Compared to the development of these databases, the quality of annotated miRNA entries is more critical. Taking miRBase as an exemplar, it collects and deposits miRNA entries annotated by different scholars around the world, and currently is the most widely used miRNA database. However, the researchers have argued against its incompleteness and noise. Taylor et al.,pointed out a few years ago that it was estimated that two thirds of the plant miRNA families in miRBase (release 21)were questionable. These challenges are also existing in other databases caused by composite factors including the intrinsic defects of NGS method along with the limitation of current plant miRNA annotation criteria and many noises/false positives introduced by different methods and standards. A large portion of databases could not be updated with the latest information in time, which is another reason resulting in the incompleteness and low SNR of their contents, especially in the current big data era.
To overcome these challenges, we developed PmiREN last year and proposed a potential standard for comprehensive plant miRNA databases.
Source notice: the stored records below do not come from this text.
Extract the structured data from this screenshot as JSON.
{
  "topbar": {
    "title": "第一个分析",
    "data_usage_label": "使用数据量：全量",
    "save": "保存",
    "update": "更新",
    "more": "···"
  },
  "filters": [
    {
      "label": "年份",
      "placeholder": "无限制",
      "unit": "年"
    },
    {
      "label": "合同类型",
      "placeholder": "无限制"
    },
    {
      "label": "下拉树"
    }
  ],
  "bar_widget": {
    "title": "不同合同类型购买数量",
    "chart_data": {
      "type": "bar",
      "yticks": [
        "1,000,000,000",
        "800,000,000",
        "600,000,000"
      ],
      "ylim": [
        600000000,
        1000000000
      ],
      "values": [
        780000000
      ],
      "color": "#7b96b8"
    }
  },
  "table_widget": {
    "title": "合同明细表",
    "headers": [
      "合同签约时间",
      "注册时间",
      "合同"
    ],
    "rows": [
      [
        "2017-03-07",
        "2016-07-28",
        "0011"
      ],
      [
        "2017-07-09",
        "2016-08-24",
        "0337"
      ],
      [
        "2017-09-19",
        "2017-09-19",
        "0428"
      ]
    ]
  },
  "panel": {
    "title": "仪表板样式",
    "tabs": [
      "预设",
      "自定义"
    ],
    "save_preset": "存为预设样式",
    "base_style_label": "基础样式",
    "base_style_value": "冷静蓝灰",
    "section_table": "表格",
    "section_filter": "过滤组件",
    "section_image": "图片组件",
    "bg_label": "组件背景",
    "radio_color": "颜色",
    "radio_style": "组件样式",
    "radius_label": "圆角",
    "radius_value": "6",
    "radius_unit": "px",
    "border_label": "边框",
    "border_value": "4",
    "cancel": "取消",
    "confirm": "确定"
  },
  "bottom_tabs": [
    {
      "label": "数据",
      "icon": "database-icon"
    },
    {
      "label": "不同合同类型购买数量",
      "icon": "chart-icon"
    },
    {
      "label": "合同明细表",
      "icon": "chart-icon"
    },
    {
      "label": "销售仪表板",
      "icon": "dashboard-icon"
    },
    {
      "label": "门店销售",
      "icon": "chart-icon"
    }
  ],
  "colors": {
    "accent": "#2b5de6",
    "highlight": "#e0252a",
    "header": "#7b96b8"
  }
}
First, a unified pipeline and newly updated annotation criteria was employed, that is, PmiREN utilized a pipeline centred on miRDeep-P2 with plant miRNA annotation criteria published in 2018. In addition, to a specific plant, a relatively complete genome reference, sRNA-seq datasets, along with alternatively available PARE-seq, etc., were required as inputs. Second, we were also trying to explore a standard that what kinds of information should be included in an annotated miRNA entry. It should be pointed out that this is just an attempt based on the public available data, and it is for sure that the items and contents of an annotated miRNA entry could be continuously expanded and updated.